The ECB and Seðlabanki Íslands have signed an agreement for Iceland to join the TIPS instant payment settlement system, with the Icelandic króna settling from 2028.
The European Central Bank and Seðlabanki Íslands, Iceland's central bank, have signed an agreement for Iceland to join the Eurosystem's TARGET Instant Payment Settlement (TIPS) system. From 2028, payments in Icelandic króna will be settled instantly in central bank money through TIPS. The Icelandic króna will become the fifth currency available for settling retail payments through TARGET Services, joining the euro, Swedish krona, and Danish krone, which are already available, and the Norwegian krone, which is also scheduled to join in 2028.
TIPS infrastructure and multi-currency model
TIPS is the Eurosystem's retail payment settlement system, enabling banks and payment service providers to offer customers real-time fund transfers around the clock every day of the year. It settles transactions in central bank money, providing finality and eliminating settlement risk for instant payment flows. All TARGET Services are designed to host transactions in currencies other than the euro, a feature that enables non-EU European countries to connect their payment infrastructures to the Eurosystem's settlement backbone without adopting the single currency.

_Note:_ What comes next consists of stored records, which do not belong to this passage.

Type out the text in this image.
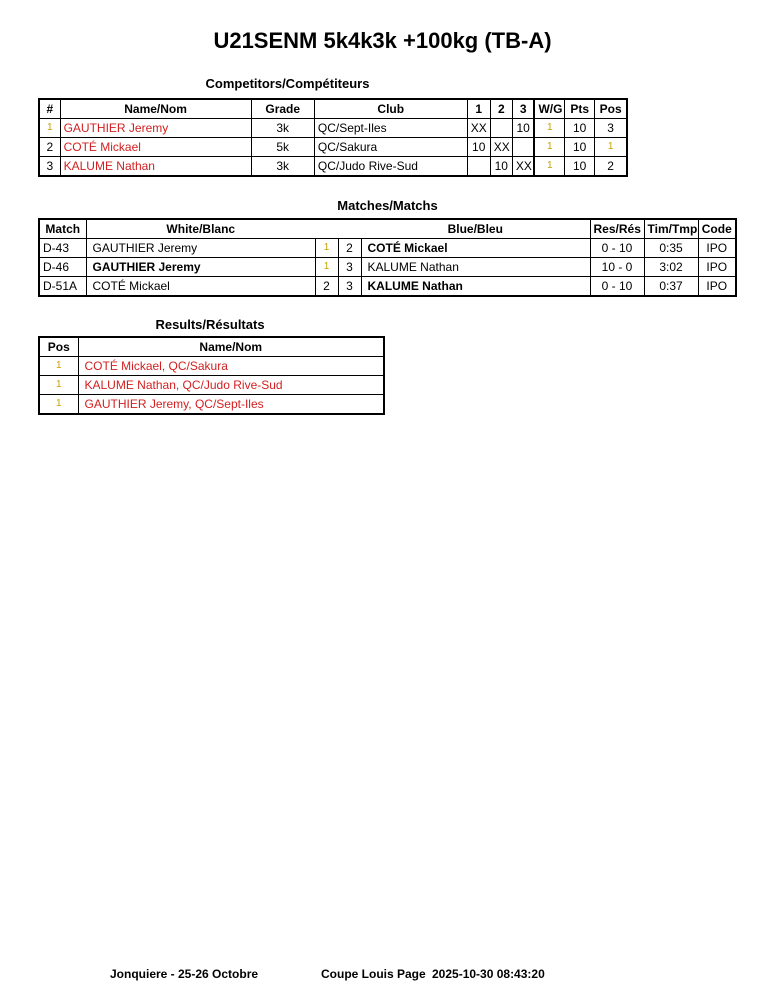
U21SENM 5k4k3k +100kg (TB-A)
Competitors/Compétiteurs
#	Name/Nom	Grade	Club	1	2	3	W/G	Pts	Pos
1	GAUTHIER Jeremy	3k	QC/Sept-Iles	XX		10	1	10	3
2	COTÉ Mickael	5k	QC/Sakura	10	XX		1	10	1
3	KALUME Nathan	3k	QC/Judo Rive-Sud		10	XX	1	10	2
Matches/Matchs
Match	White/Blanc			Blue/Bleu	Res/Rés	Tim/Tmp	Code
D-43	GAUTHIER Jeremy	1	2	COTÉ Mickael	0 - 10	0:35	IPO
D-46	GAUTHIER Jeremy	1	3	KALUME Nathan	10 - 0	3:02	IPO
D-51A	COTÉ Mickael	2	3	KALUME Nathan	0 - 10	0:37	IPO
Results/Résultats
Pos	Name/Nom
1	COTÉ Mickael, QC/Sakura
1	KALUME Nathan, QC/Judo Rive-Sud
1	GAUTHIER Jeremy, QC/Sept-Iles
Jonquiere - 25-26 Octobre	Coupe Louis Page 2025-10-30 08:43:20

Iceland's participation in TIPS as a non-EU country follows the precedent established by Sweden, Denmark, and Norway, reflecting the framework's design as a pan-European rather than exclusively eurozone infrastructure.
Regulatory and strategic context
For Iceland, joining TIPS aligns its payment infrastructure with SEPA practices and connects it to the scale and operational resilience of the Eurosystem's TARGET Services. The agreement positions Iceland's instant payment infrastructure within a broader European settlement network, improving interoperability with payment systems across the continent.
For the Eurosystem, the addition of Iceland reinforces the integration of European financial infrastructures beyond EU borders and supports the strategic autonomy objective of reducing reliance on non-European settlement infrastructure for retail payments across the continent.
The agreement was signed by ECB President Christine Lagarde and Seðlabanki Íslands Governor Ásgeir Jónsson. Implementation is targeted for 2028.